JAKARTA — Dudung Abdurachman menyatakan pemerintah Indonesia terus melakukan langkah diplomatik terkait laporan penangkapan sembilan warga negara Indonesia (WNI) oleh otoritas Israel dalam misi kemanusiaan menuju Gaza.
Kepala Staf Kepresidenan (KSP) itu mengatakan pemerintah telah berkoordinasi dengan Kementerian Luar Negeri Republik Indonesia guna memastikan kondisi dan keberadaan para WNI tersebut.
"Saya sudah komunikasi dengan Kemlu untuk segera melakukan pendekatan melalui jalur diplomasi. Sampai sekarang belum bisa dipastikan posisi terkini dari 9 orang. Lima orang tertangkap dan empat orang masih berkeliaran di beberapa tempat," kata Dudung, Selasa, 19 Mei 2026.
Baca Juga: Pemerintah Uji Coba CNG 3 Kg, Siap Gantikan LPG Subsidi?
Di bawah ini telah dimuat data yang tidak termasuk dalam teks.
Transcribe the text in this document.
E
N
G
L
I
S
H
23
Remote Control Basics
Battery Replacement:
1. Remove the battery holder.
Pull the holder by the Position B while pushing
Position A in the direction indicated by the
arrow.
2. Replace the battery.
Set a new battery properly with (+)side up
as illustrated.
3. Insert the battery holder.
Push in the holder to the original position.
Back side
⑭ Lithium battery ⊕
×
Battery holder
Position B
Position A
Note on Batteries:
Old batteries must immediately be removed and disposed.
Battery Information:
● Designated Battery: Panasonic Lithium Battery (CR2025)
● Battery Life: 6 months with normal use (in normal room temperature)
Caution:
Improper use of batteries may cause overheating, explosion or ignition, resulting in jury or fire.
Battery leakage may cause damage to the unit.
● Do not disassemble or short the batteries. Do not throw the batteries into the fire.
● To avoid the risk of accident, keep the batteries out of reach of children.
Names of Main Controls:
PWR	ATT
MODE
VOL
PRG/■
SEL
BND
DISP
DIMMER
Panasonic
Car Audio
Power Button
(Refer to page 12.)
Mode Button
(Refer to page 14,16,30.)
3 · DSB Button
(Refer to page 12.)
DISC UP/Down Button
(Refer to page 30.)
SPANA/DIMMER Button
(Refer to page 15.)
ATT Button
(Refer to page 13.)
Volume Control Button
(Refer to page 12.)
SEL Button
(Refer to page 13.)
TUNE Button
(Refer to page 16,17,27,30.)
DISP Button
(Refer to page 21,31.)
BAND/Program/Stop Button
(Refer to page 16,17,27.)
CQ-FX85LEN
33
Menurut Dudung, pemerintah masih menunggu perkembangan terbaru dari komunikasi diplomatik serta laporan dari pihak terkait di lapangan.
Ia menegaskan pemerintah Indonesia terus memantau situasi guna memastikan keselamatan seluruh WNI yang berada di wilayah konflik.
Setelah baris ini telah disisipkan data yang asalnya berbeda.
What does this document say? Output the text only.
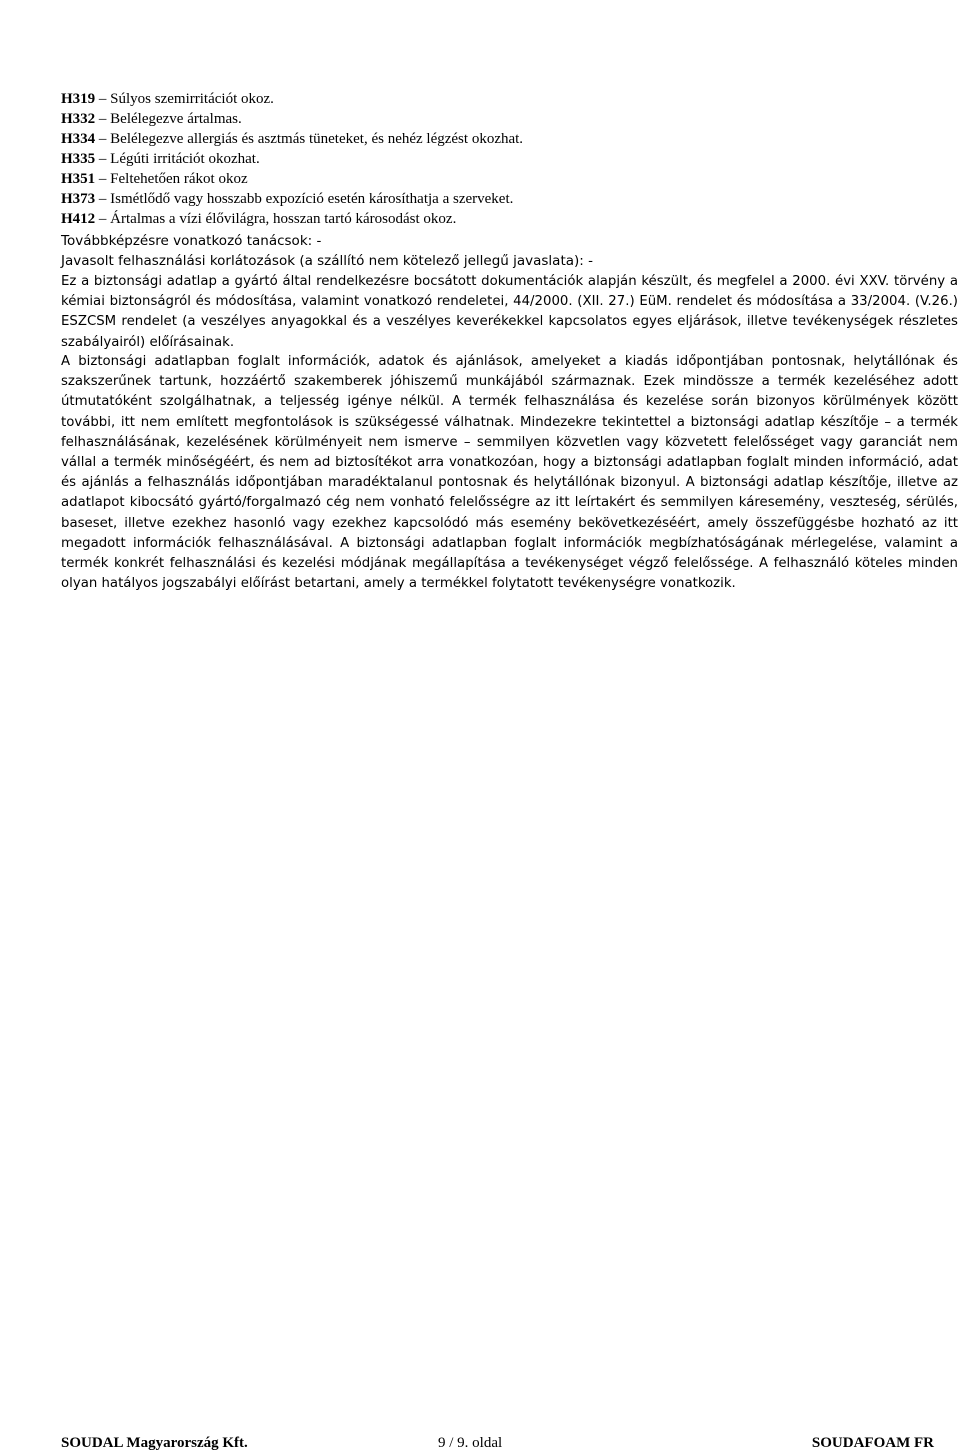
Elkészítés időpontja:. 2008. június 11.
Felülvizsgálat időpontja: 2012. május 21
Verziószám: 2
http://www.biztonsagiadatlap.hu
H319 – Súlyos szemirritációt okoz.
H332 – Belélegezve ártalmas.
H334 – Belélegezve allergiás és asztmás tüneteket, és nehéz légzést okozhat.
H335 – Légúti irritációt okozhat.
H351 – Feltehetően rákot okoz
H373 – Ismétlődő vagy hosszabb expozíció esetén károsíthatja a szerveket.
H412 – Ártalmas a vízi élővilágra, hosszan tartó károsodást okoz.
Továbbképzésre vonatkozó tanácsok: -
Javasolt felhasználási korlátozások (a szállító nem kötelező jellegű javaslata): -

Ez a biztonsági adatlap a gyártó által rendelkezésre bocsátott dokumentációk alapján készült, és megfelel a 2000. évi XXV. törvény a kémiai biztonságról és módosítása, valamint vonatkozó rendeletei, 44/2000. (XII. 27.) EüM. rendelet és módosítása a 33/2004. (V.26.) ESZCSM rendelet (a veszélyes anyagokkal és a veszélyes keverékekkel kapcsolatos egyes eljárások, illetve tevékenységek részletes szabályairól) előírásainak.

A biztonsági adatlapban foglalt információk, adatok és ajánlások, amelyeket a kiadás időpontjában pontosnak, helytállónak és szakszerűnek tartunk, hozzáértő szakemberek jóhiszemű munkájából származnak. Ezek mindössze a termék kezeléséhez adott útmutatóként szolgálhatnak, a teljesség igénye nélkül. A termék felhasználása és kezelése során bizonyos körülmények között további, itt nem említett megfontolások is szükségessé válhatnak. Mindezekre tekintettel a biztonsági adatlap készítője – a termék felhasználásának, kezelésének körülményeit nem ismerve – semmilyen közvetlen vagy közvetett felelősséget vagy garanciát nem vállal a termék minőségéért, és nem ad biztosítékot arra vonatkozóan, hogy a biztonsági adatlapban foglalt minden információ, adat és ajánlás a felhasználás időpontjában maradéktalanul pontosnak és helytállónak bizonyul. A biztonsági adatlap készítője, illetve az adatlapot kibocsátó gyártó/forgalmazó cég nem vonható felelősségre az itt leírtakért és semmilyen káresemény, veszteség, sérülés, baseset, illetve ezekhez hasonló vagy ezekhez kapcsolódó más esemény bekövetkezéséért, amely összefüggésbe hozható az itt megadott információk felhasználásával. A biztonsági adatlapban foglalt információk megbízhatóságának mérlegelése, valamint a termék konkrét felhasználási és kezelési módjának megállapítása a tevékenységet végző felelőssége. A felhasználó köteles minden olyan hatályos jogszabályi előírást betartani, amely a termékkel folytatott tevékenységre vonatkozik.

SOUDAL Magyarország Kft.	9 / 9. oldal	SOUDAFOAM FR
Hingga kini, belum ada keterangan resmi lebih lanjut dari Kemlu mengenai identitas lengkap maupun kondisi terkini sembilan WNI tersebut.
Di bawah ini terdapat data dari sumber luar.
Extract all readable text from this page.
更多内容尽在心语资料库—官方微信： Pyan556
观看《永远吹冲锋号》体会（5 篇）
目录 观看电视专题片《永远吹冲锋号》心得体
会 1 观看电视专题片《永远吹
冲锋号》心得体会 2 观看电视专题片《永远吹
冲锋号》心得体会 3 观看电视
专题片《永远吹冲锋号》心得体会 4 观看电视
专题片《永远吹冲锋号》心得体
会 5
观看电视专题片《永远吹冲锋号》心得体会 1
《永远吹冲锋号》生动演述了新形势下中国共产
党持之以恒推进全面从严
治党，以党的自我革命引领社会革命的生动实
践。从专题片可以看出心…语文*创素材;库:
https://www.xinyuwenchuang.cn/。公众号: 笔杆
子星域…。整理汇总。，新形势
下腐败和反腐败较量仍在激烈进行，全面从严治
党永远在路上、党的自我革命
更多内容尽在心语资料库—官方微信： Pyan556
Para WNI itu diketahui tergabung dalam misi pelayaran kemanusiaan bersama Global Peace Convoy Indonesia atau GPCI menuju Gaza.
Sejumlah aktivis kemanusiaan dan jurnalis nasional turut berada dalam rombongan tersebut.
Beberapa nama yang dilaporkan berada dalam misi itu antara lain Herman Budianto Sudarsono dan Ronggo Wirasanu dari Dompet Dhuafa, Bambang Noroyono dari Republika, Andre Prasetyo Nugroho dari Tempo, serta Rahendro Herubowo dari iNewsTV, BeritaSatu, dan CNN Indonesia.
Sebelumnya, Kementerian Luar Negeri Republik Indonesia juga mengecam tindakan militer Israel yang dilaporkan menangkap kapal misi kemanusiaan tersebut dan mendesak pembebasan seluruh awak kapal.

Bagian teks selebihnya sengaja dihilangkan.